I note that W. James Antle, III, the author of the linked article, refers to the SS system as "the liberals' Ponzi scheme." But of course it is not a Ponzi scheme. A Ponzi scheme, by definition, is a scheme set up with the intention of defrauding people for the benefit of those running the scheme. But there is nothing fraudulent about the SS system: the intentions behind it were good ones! The SS system is no doubt in dire need of reform if not outright elimination. But no good purpose is achieved by calling it a Ponzi scheme. That's either a lie or an exaggeration. Not good, either way. The most you can say is that it is like a Ponzi scheme in being fiscally unsustainable as currently structured. Why not make the point accurately without a distracting rhetorical smear? Conservative exaggeration is politically foolish. Is it not folly to give ammo to the enemy? Is it not folly to choose a means (exaggeration and distortion) that is not conducive to the end (garnering support among the presently uncommitted)?

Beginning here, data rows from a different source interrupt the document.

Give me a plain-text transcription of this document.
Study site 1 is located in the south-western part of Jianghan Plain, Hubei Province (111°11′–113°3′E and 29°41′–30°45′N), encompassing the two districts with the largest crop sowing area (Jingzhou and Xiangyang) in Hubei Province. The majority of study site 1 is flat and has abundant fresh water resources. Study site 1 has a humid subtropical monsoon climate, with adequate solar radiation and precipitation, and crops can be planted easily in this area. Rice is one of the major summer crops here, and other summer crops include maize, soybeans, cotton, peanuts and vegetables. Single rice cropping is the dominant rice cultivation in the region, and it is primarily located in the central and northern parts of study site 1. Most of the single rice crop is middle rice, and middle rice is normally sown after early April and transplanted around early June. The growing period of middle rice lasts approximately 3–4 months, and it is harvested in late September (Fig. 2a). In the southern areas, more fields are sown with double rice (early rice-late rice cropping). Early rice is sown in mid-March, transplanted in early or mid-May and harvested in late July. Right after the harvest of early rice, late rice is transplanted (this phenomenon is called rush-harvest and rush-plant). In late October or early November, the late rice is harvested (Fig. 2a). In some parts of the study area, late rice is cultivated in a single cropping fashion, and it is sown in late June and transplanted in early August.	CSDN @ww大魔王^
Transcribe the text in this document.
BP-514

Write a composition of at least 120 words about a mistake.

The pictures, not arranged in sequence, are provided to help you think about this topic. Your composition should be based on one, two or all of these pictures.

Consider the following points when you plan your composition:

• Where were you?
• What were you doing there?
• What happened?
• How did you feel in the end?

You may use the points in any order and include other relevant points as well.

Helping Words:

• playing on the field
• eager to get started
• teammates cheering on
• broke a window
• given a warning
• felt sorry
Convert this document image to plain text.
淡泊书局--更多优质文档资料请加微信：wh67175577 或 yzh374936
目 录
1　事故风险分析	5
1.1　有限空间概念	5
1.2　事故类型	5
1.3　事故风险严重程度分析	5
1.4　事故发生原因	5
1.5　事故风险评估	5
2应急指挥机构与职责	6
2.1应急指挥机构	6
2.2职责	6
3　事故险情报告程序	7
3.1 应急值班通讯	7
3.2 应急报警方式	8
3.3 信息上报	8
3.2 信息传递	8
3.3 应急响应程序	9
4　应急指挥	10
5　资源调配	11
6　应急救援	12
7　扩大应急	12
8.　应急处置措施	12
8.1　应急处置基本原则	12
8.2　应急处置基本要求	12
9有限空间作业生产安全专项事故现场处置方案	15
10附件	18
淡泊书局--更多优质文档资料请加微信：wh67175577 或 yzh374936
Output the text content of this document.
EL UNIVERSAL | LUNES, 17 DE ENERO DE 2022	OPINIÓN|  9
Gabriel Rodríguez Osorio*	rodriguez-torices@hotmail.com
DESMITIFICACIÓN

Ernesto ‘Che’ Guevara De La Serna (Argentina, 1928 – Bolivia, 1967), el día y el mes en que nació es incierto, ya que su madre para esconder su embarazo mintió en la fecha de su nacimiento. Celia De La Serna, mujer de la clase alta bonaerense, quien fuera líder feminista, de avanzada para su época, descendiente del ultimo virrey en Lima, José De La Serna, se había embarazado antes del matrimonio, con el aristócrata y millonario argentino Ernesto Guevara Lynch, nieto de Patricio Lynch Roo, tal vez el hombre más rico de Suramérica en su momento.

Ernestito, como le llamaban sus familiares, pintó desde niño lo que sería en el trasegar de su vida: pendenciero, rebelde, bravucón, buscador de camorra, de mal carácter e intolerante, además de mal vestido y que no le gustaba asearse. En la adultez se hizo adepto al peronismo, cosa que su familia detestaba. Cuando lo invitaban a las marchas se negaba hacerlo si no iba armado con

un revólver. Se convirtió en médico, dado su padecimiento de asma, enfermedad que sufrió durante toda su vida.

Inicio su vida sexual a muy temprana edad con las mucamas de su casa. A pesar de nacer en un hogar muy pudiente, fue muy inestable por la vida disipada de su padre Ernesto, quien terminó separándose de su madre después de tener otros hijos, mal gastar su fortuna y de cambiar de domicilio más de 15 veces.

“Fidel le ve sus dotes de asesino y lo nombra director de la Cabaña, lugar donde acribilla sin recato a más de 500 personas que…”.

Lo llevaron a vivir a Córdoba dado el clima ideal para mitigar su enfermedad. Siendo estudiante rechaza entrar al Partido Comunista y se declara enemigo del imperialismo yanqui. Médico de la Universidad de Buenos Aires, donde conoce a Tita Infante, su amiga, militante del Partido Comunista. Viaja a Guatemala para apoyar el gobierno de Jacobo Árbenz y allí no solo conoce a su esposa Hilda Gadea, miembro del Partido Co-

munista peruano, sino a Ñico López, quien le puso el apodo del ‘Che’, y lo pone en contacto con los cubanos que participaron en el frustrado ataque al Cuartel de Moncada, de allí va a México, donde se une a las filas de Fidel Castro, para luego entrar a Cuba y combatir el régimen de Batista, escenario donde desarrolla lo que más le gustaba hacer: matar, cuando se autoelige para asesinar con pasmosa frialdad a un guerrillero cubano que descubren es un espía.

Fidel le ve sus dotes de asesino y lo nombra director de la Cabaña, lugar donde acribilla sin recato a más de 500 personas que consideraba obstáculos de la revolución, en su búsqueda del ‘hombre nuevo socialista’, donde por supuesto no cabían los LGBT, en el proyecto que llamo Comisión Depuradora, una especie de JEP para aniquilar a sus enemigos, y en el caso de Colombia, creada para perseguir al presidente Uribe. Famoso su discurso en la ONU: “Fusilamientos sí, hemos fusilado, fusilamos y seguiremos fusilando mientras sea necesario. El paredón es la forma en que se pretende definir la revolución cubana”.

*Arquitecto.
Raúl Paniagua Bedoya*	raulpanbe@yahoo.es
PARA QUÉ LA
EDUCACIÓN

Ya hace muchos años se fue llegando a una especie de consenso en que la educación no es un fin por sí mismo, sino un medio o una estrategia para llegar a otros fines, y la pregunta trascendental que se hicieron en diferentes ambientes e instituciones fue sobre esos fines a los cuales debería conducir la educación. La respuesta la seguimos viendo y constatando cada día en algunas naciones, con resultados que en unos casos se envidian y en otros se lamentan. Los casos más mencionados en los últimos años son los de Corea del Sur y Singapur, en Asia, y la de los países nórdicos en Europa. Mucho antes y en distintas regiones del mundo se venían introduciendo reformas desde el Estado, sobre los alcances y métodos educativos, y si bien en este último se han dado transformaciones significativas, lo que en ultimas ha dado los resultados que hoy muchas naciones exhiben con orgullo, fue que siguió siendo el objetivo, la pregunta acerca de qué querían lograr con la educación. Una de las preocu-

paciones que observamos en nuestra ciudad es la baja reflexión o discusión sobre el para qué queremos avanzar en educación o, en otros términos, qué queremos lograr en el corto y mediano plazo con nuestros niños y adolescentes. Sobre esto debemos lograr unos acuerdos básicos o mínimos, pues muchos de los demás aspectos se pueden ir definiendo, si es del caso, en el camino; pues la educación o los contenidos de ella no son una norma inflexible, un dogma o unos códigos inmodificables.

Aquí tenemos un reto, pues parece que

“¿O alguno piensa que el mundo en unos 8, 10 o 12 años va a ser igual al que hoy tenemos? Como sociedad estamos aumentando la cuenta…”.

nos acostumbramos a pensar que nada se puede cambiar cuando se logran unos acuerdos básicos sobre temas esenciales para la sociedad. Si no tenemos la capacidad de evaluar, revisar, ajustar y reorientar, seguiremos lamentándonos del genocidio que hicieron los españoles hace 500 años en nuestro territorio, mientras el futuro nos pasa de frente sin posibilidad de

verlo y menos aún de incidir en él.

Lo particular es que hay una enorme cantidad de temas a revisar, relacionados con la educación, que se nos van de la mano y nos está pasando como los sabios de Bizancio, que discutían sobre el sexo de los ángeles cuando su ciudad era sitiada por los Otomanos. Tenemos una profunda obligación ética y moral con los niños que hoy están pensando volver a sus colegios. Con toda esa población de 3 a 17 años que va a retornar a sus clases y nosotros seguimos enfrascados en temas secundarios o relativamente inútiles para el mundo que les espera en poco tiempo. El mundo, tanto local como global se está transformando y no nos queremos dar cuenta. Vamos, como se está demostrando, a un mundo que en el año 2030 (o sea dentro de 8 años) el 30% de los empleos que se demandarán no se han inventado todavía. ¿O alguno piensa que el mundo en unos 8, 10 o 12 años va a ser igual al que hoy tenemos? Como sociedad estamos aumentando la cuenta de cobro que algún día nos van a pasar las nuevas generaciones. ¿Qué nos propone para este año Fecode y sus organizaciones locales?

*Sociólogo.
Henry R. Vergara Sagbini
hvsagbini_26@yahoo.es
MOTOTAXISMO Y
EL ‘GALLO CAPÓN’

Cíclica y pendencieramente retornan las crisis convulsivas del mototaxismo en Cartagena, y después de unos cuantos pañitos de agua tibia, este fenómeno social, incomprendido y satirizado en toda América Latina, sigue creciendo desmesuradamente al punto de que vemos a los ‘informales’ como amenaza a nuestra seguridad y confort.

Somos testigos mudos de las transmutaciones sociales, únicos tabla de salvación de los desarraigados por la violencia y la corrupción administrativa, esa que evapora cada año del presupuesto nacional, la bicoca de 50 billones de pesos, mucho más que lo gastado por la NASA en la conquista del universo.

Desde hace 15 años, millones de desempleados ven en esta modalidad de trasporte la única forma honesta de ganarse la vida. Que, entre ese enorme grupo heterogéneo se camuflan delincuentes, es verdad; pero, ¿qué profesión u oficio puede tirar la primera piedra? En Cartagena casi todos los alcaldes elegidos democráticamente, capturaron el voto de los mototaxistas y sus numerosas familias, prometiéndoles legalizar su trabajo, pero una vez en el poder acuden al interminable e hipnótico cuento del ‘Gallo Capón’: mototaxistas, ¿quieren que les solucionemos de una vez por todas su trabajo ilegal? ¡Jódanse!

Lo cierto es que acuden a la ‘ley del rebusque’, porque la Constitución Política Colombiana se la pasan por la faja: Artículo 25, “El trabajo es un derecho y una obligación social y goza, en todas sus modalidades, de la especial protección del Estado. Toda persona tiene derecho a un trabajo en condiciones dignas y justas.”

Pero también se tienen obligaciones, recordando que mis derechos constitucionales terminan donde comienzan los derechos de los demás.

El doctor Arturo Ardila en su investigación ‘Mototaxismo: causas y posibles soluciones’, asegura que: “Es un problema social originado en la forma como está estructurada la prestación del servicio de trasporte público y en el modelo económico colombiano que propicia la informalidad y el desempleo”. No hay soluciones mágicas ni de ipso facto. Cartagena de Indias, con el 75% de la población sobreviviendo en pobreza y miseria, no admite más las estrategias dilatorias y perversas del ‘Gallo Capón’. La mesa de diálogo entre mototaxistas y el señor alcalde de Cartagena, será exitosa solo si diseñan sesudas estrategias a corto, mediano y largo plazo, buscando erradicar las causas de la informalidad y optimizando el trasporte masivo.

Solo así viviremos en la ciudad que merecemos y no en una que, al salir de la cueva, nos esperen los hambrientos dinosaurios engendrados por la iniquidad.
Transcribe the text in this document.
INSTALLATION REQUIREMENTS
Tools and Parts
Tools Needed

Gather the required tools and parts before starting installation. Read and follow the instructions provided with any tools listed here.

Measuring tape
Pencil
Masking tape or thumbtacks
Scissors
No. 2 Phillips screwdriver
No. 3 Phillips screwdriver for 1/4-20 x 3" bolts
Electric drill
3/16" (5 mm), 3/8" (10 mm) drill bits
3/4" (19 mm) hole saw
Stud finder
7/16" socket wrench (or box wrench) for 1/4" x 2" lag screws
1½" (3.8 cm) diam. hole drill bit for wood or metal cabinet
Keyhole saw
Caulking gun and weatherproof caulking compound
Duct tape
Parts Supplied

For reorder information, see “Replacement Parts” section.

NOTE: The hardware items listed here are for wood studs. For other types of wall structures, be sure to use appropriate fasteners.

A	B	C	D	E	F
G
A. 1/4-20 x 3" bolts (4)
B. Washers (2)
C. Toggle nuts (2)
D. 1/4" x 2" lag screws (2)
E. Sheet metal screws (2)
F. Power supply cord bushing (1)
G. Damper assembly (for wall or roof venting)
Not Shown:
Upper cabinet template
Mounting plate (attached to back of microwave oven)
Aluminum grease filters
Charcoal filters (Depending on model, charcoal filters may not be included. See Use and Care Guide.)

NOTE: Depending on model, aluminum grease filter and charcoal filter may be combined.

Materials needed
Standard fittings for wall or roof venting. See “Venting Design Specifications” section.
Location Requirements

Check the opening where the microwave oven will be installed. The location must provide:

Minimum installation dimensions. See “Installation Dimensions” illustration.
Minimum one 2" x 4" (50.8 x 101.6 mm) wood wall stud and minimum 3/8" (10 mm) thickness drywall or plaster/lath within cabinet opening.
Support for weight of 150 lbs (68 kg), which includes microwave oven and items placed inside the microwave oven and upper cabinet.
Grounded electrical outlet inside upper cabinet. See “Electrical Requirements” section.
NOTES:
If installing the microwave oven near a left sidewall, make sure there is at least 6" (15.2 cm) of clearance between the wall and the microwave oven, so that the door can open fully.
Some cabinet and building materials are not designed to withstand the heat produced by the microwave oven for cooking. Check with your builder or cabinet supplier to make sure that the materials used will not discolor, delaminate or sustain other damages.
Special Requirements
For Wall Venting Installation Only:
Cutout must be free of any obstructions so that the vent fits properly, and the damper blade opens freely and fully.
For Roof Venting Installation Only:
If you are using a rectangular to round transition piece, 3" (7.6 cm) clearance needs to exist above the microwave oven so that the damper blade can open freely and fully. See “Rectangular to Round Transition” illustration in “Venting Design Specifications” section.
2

Tony: I take your point about imputing ill-intent, but the passive voice of the "SS system was not so set up" (as a Ponzi scheme) obscures agency and its motives (which you were not writing an essay about). Before the Social Security Act of 1935 there was the Federal Reserve Act of 1913, which was not hatched overnight. The conspiracy to nationalize US banks was at least a decade in the making. The propaganda seeding the mass media (as today, post-SVB collapse) was that there's nothing worse than a bank run or "panic" (or is it a "threat to public health"?). That line served those who wanted to bring banking under governmental control (with the bankers overseeing the government). The easy money of the '20s led to the crash that engendered the destitution you referenced. Intelligent people engineered the FRA, and equally intelligent, educated, sober, well-meaning people came up with the SSA (and other agencies) to address the former's unforeseen consequences. Their ideological heirs now prevent the inevitable insolvency of SS with easy money: the central bank writes a check to itself with "our" money (denominated in federal reserve notes), postponing the day of reckoning. My issue is moral hazard, and one seems to engender another. As Tucker reminded us last night, the bankers effed up, but none went to prison. The government moved heaven and earth to shore up the same morally hazardous system because, as all the right people know, "there's no alternative." As I wrote in Christ, Capital & Liberty:
Just as advances in technology decreased the fear of “getting caught” consuming pornography, so did the central bank in the financial markets decreased the fear of suffering losses for making bad loans. As Peter Schiff put it regarding the 2008-2009 Meltdown:
Just as prices in a free market are set by supply and demand, financial and real estate markets are governed by the opposing tension between greed and fear. Everyone wants to make money, but everyone is also afraid of losing what he has. Although few would ascribe their desire for prosperity to greed, it is simply a rose by another name. Greed is the elemental motivation for the economic risk-taking and hard work that are essential to a vibrant economy. [Peter Schiff, “Don’t Blame Capitalism,” The Washington Post, October 16, 2008.www.washingtonpost.com/wp-dyn/content/article/2008/10/15/AR2008101503166.html
But over the past generation, government has removed the necessary counterbalance of fear from the equation. Policies enacted by the Federal Reserve, the Federal Housing Administration, Fannie Mae and Freddie Mac (which were always government entities in disguise), and others created advantages for home-buying and -selling and removed disincentives for lending and borrowing. The result was a credit and real estate bubble that could only grow—until it could grow no more. [CCL 126-127]
I'll stop here before I write an essay!